As if on cue, the owner of the bureau Mazarin shows up. She's in town for a few days and has arranged to drop by to discuss her piece. Her elegant blonde coiffure and swank attire clash with Linker's workmanlike jeans and apron as he cheerfully leads her off to look over her investment. Seeing it dismantled on several tables, she seems taken aback. Linker calmly delivers his prognosis.
First he'll have to clean each part carefully, cutting out the damaged brass and tortoiseshell and saving as much of those elements and of the old glue as possible. Then he'll need to replace the wood that has been gouged out and fill in the chips and holes, making all surfaces perfectly smooth. He'll repair the brass and tortoiseshell bit by bit, replacing missing tortoiseshell with stock from his collection and cutting new bits of marquetry on his eighteenth-century-style marquetry saw, guided by rubbings and photocopies of the existing elements. Then he'll glue everything back onto the body of the bureau, using a carefully pigmented glue. Finally, when everything is intact, he will apply the French polish.

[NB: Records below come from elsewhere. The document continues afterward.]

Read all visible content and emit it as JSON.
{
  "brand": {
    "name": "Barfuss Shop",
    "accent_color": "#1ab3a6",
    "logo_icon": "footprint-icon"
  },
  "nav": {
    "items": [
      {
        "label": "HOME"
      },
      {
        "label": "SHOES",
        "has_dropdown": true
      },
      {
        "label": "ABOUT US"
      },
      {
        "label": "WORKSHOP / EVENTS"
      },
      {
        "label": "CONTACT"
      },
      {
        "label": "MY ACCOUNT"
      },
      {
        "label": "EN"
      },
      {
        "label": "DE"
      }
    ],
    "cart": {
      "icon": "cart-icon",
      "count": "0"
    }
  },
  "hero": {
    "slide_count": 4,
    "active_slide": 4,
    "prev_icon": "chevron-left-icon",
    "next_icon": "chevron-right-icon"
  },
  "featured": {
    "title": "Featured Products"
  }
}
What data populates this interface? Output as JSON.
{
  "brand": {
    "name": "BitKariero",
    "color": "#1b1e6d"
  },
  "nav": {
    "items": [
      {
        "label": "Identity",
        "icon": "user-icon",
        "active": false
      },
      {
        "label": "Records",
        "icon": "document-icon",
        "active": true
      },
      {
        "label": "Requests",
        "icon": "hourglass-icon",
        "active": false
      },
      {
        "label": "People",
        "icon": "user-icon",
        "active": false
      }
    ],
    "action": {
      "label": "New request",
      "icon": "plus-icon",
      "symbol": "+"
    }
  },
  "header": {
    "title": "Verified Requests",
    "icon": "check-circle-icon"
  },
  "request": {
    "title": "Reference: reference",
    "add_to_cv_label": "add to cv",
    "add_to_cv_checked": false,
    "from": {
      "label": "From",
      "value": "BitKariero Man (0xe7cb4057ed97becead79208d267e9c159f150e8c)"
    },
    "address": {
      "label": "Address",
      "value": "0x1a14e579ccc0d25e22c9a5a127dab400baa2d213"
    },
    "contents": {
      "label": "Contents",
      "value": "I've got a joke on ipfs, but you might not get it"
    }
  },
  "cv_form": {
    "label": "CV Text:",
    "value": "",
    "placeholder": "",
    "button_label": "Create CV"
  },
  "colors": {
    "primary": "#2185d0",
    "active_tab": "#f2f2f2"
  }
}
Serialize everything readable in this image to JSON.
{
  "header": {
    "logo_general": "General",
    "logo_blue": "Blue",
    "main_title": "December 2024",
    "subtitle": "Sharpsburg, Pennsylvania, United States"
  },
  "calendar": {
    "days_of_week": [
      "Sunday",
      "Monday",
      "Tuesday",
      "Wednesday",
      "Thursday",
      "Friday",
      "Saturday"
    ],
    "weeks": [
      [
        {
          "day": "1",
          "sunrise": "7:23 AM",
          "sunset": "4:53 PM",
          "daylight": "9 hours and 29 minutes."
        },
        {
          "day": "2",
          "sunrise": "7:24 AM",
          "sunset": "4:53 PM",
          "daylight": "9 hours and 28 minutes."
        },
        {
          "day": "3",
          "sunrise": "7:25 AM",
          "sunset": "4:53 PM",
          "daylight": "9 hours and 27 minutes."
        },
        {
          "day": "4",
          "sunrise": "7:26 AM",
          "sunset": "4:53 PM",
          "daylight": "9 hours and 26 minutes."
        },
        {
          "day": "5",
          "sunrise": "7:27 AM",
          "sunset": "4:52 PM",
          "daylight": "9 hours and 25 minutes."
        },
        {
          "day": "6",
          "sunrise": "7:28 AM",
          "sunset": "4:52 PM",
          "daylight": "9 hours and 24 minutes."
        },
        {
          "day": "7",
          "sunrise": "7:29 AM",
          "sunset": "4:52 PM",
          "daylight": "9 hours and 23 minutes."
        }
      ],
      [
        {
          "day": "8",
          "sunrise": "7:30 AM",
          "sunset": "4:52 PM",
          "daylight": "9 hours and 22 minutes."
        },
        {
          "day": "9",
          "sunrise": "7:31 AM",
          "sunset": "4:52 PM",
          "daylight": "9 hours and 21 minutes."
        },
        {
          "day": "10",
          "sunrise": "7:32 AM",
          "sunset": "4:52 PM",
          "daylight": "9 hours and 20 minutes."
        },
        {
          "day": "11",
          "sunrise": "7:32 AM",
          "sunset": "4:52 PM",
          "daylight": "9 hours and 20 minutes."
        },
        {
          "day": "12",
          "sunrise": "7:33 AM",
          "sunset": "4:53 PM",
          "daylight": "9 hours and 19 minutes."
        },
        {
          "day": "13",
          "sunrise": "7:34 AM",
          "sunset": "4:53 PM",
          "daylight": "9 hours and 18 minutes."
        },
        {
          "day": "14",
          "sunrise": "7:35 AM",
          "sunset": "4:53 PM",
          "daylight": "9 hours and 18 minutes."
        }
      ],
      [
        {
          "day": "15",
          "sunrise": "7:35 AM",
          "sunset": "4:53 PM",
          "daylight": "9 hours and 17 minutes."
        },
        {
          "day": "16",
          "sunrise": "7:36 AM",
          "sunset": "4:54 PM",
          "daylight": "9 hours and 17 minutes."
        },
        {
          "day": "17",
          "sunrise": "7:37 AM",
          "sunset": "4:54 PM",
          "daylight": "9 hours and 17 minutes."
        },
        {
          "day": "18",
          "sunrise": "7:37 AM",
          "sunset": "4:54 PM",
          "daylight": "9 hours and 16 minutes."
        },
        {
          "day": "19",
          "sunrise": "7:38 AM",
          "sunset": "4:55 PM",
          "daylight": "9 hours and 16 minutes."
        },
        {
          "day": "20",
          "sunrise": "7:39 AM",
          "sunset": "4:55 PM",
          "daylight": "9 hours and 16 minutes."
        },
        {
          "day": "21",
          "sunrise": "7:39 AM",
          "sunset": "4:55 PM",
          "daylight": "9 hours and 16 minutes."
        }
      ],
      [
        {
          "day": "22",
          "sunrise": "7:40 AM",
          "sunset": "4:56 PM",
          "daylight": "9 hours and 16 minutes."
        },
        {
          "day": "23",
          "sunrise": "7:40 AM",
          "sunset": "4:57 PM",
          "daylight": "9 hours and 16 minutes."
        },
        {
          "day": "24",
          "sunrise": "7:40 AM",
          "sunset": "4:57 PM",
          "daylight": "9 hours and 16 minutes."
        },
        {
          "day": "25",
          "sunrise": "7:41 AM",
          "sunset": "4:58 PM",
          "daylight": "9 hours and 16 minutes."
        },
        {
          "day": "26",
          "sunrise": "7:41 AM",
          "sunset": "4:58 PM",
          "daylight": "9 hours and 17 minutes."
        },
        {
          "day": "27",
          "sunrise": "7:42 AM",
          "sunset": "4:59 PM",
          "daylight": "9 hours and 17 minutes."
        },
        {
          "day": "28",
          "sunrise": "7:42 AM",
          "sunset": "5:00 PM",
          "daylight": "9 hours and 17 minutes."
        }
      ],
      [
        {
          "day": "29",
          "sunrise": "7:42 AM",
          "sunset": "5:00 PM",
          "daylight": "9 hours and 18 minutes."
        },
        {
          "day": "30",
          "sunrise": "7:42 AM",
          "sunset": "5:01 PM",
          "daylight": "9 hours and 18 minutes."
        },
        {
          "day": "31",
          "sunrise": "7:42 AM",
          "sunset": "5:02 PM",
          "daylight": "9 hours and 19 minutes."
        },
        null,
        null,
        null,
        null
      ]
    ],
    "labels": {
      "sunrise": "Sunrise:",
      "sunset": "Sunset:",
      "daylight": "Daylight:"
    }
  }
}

His estimate: a thousand hours of work, or more, at ninety dollars an hour.
Fifteen minutes later he escorts his client to the elevator and returns. "She couldn't put the proper amount of money into it," he explains. "She wanted to cut it into little pieces, make a little night table with part of it, frame some of the marquetry and put it on the wall. My heart sank." Rather than surrender the bureau to such a barbaric intent, he persuaded her to sell it to him for $7,000. It was a tidy profit for her, and Linker, after a couple of years' work, might be able to sell it for ten times as much. "If I can part with it, that is," he says. "I hate to part with my work after I've sweated over it for years. But I have to start doing that now."
DAVID Linker's struggle is not merely to keep a small business afloat but to sustain a dying art. In an age of computer-designed furniture and reverence for the disposable, his is an endangered species. "I trained for a particular trade," he says, "and in that trade there is a balance and a harmony, a respect. There is life worth preserving, there are ideas worth preserving, and there are trades worth preserving. Still, it all goes back to the question you asked earlier: What does it mean to be an ébéniste in New York? I ask myself that question all the time. Why do I do this? Why do I put myself through this?"
Even as he speaks, the answer is at his fingertips: they absently caress the surface of an Alsatian walnut armoire from 1630, which he restored a few years ago. The answer is in the perfect patina, the resplendent shine, the soft, warm feel of the finish -- like seventeenth-century flesh brought back to life.